Photo Credit: La Prensa Grafica
Today Oscar Garcia is guest blogging to share with us his perspectives on the violence in El Salvador.
El Salvador is a small country with big problems. Like a tiny boat in the middle of a raging sea, our country is rocked day after day. As Salvadorans we feel the weight of rapid population growth, financial strain, soaring violence, and political distress. We struggle, and strain, and row against the wind and waves just to get the through the day.
We, the people of El Salvador, feel like we are caught in a vicious cycle, like a crazy ride that we just can’t get off. Difficulty after difficulty, catastrophe after catastrophe…and there is no rest from the cruel circumstances that clash with our desire to live “normal” lives each day. So many factors contribute to the cycle…a civil war that broke out 30 years ago continues to subtly hurt those who experienced it firsthand, and a legacy of violence continues to touch the newer generations.
The constant violence in our society makes us want to abandon hope and some already have. They are fleeing in search of better and safer living conditions and all of us have a friend or family member that has just gotten too tired and has decided to try their luck elsewhere. But not everyone can pack up all of their extended family and leave everything for another country near or far.
Violence is around every corner, and it attacks us all. But some are more vulnerable…the poor, abandoned, and homeless are especially at risk. Those who have been cornered need an escape. They need a quick exit, but they find none.
How does this start? How does a society accept violence? I am not an expert, but I have seen and experienced things in my life. I know that all it takes is a push, or a phrase to give birth to violence. I have seen and lived myself, things that have brought our country to the violence of today. I have observed a combination of things that have created a culture of violence in El Salvador.
First, many Salvadorans have survived abusive and violent childhoods. The consequences were all around them as they grew. They saw family members, friends, and neighbors die. Their own parents suppressed the trauma they experienced, and the emotions of grief and terror were pushed down and then inflicted on the next generation often with abusive results.
Second, so many Salvadorans have been abandoned. Their parents, mentors, and role models fled the country for new opportunities. Children and young adults were left behind to fend for themselves with no one to guide them along the way. They were left vulnerable to all kinds of circumstances, and left as easy targets to adults who would seek to manipulate them. I have lived this myself, along with so many in my country.
A third factor is constant gang harassment. No one is immune…children, youth, and adults are all vulnerable. Gangs have been targeting families in El Salvador for a long time and they demand anything they want. Families are forced to move to escape the pressure and neighborhoods are terrorized in El Salvador every single day. The chronic fear never lets up.
Finally, in my country there is unrest in the streets. There is always an expectation that something will happen. I like to run and one day as I was running in the street I passed someone and he jumped in fear because he hadn’t seen me coming. We live with the constant feeling that we will be robbed, that we will be questioned about where we are from and where we are going. We get suspicious looks from everyone, everywhere that we go. We must be always on our guard, prepared for anything and everything. We all know that violence could be waiting just up ahead.
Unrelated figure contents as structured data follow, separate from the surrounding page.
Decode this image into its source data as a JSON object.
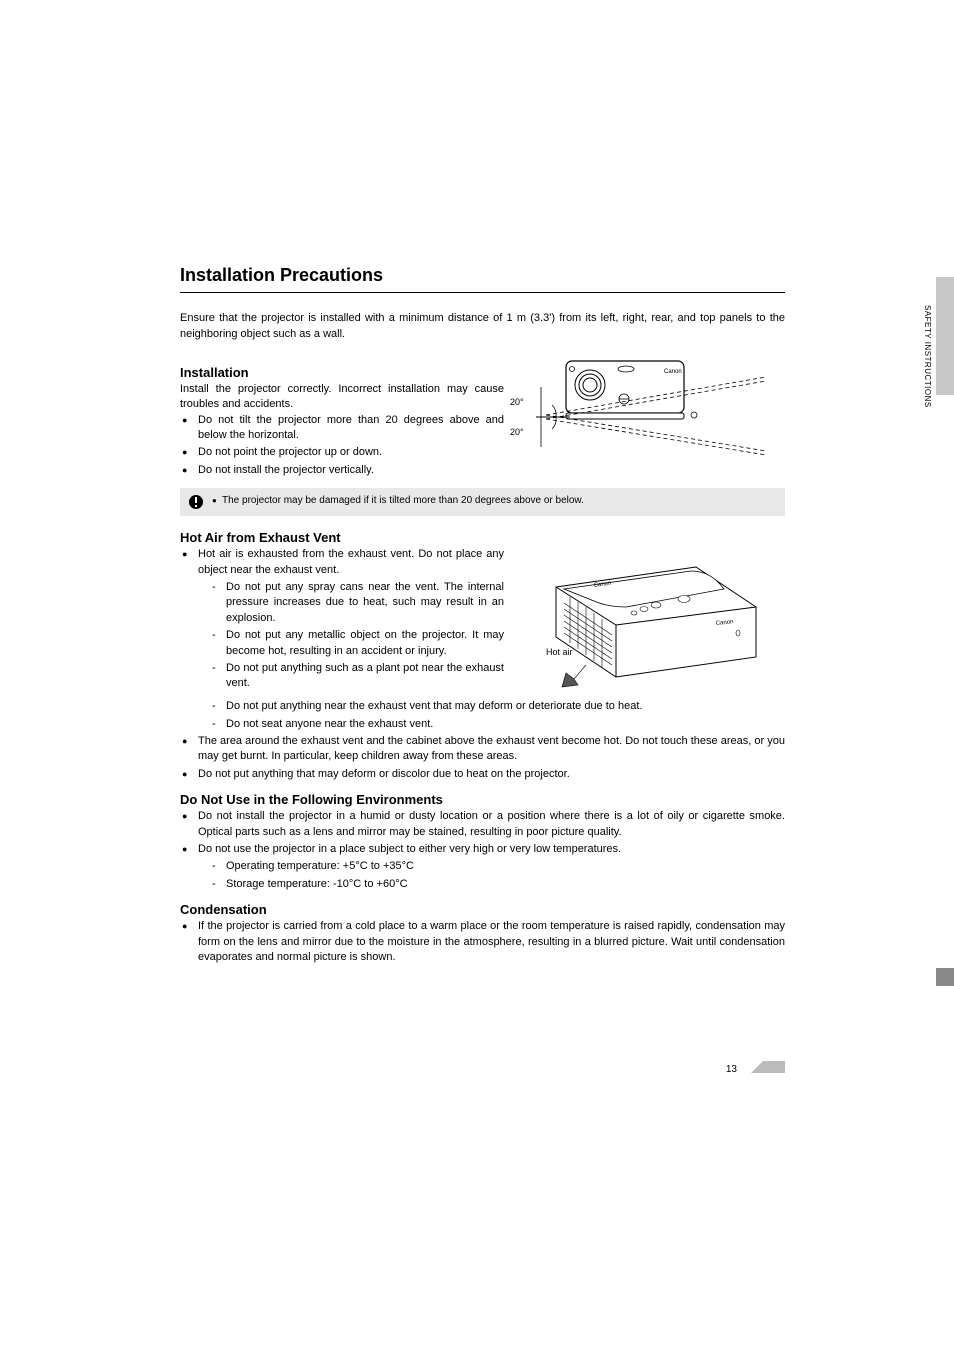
{
  "sideTab": "SAFETY INSTRUCTIONS",
  "mainHeading": "Installation Precautions",
  "intro": "Ensure that the projector is installed with a minimum distance of 1 m (3.3') from its left, right, rear, and top panels to the neighboring object such as a wall.",
  "install": {
    "heading": "Installation",
    "lead": "Install the projector correctly. Incorrect installation may cause troubles and accidents.",
    "bullets": [
      "Do not tilt the projector more than 20 degrees above and below the horizontal.",
      "Do not point the projector up or down.",
      "Do not install the projector vertically."
    ],
    "angleTop": "20°",
    "angleBottom": "20°"
  },
  "note": "The projector may be damaged if it is tilted more than 20 degrees above or below.",
  "hotair": {
    "heading": "Hot Air from Exhaust Vent",
    "label": "Hot air",
    "bullet1": "Hot air is exhausted from the exhaust vent. Do not place any object near the exhaust vent.",
    "sub1": "Do not put any spray cans near the vent. The internal pressure increases due to heat, such may result in an explosion.",
    "sub2": "Do not put any metallic object on the projector. It may become hot, resulting in an accident or injury.",
    "sub3": "Do not put anything such as a plant pot near the exhaust vent.",
    "sub4": "Do not put anything near the exhaust vent that may deform or deteriorate due to heat.",
    "sub5": "Do not seat anyone near the exhaust vent.",
    "bullet2": "The area around the exhaust vent and the cabinet above the exhaust vent become hot. Do not touch these areas, or you may get burnt. In particular, keep children away from these areas.",
    "bullet3": "Do not put anything that may deform or discolor due to heat on the projector."
  },
  "env": {
    "heading": "Do Not Use in the Following Environments",
    "bullet1": "Do not install the projector in a humid or dusty location or a position where there is a lot of oily or cigarette smoke. Optical parts such as a lens and mirror may be stained, resulting in poor picture quality.",
    "bullet2": "Do not use the projector in a place subject to either very high or very low temperatures.",
    "sub1": "Operating temperature: +5°C to +35°C",
    "sub2": "Storage temperature: -10°C to +60°C"
  },
  "cond": {
    "heading": "Condensation",
    "bullet1": "If the projector is carried from a cold place to a warm place or the room temperature is raised rapidly, condensation may form on the lens and mirror due to the moisture in the atmosphere, resulting in a blurred picture. Wait until condensation evaporates and normal picture is shown."
  },
  "pageNum": "13",
  "colors": {
    "tabGray": "#c8c8c8",
    "noteGray": "#e8e8e8",
    "sideSmall": "#888888"
  }
}
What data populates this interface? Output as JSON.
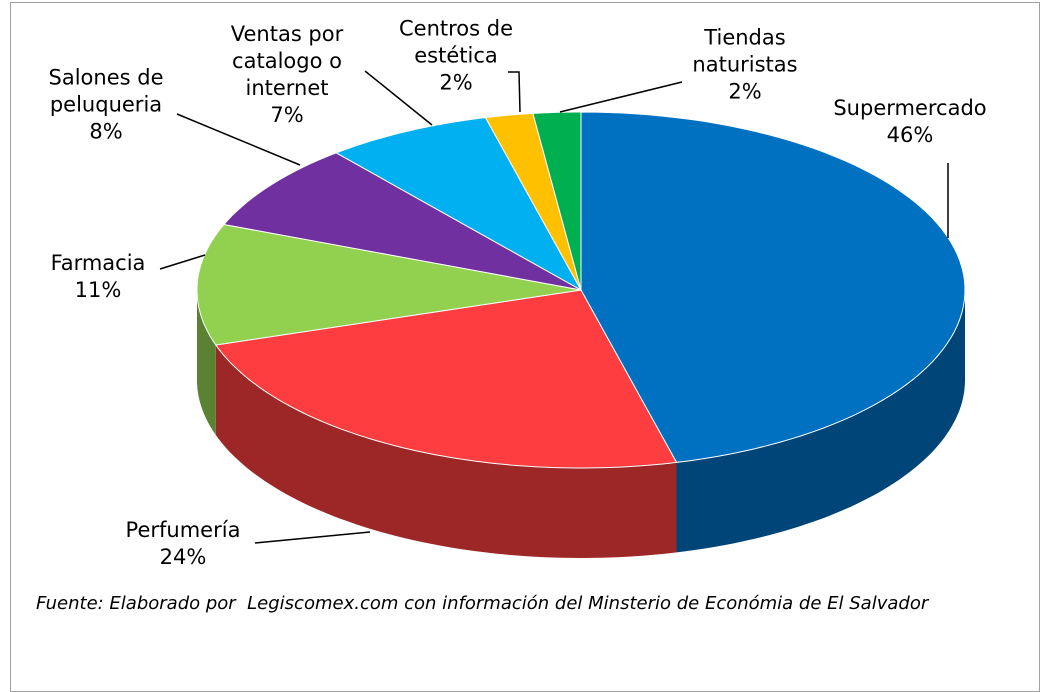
{
  "chart_data": {
    "type": "pie",
    "categories": [
      "Supermercado",
      "Perfumería",
      "Farmacia",
      "Salones de\npeluqueria",
      "Ventas por\ncatalogo o\ninternet",
      "Centros de\nestética",
      "Tiendas\nnaturistas"
    ],
    "values": [
      46,
      24,
      11,
      8,
      7,
      2,
      2
    ],
    "value_labels": [
      "46%",
      "24%",
      "11%",
      "8%",
      "7%",
      "2%",
      "2%"
    ],
    "colors": [
      "#0070c0",
      "#fd3d3f",
      "#92d050",
      "#7030a0",
      "#00b0f0",
      "#ffc000",
      "#00b050"
    ],
    "note": "Fuente: Elaborado por  Legiscomex.com con información del Minsterio de Económia de El Salvador"
  }
}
Some may call it a war, political distress, or gang related issues. We are affected just like every country that has experienced frequent violence, but the thing I love about my country is that there is a desire to overcome the struggles that we face each day. The difficulties, and the violence, do not erase what I see. I see many people in El Salvador continue to show love and kindness, and continue to reach out to those in need.
Things happen that make me still believe that things can change. The other day I was on my way to work on the bus and we began to approach a street where an old man always begs. I noticed the bus driver searching for something in his bag. I realized that it was his breakfast. The bus driver grabbed his sandwich and quickly veered to the side of the road to give his meal to the old man. When I see this, I see that we can all do our part. We can stop complaining about the violence and start to do something for our neighbor. Only then can a brighter future start to shine for El Salvador.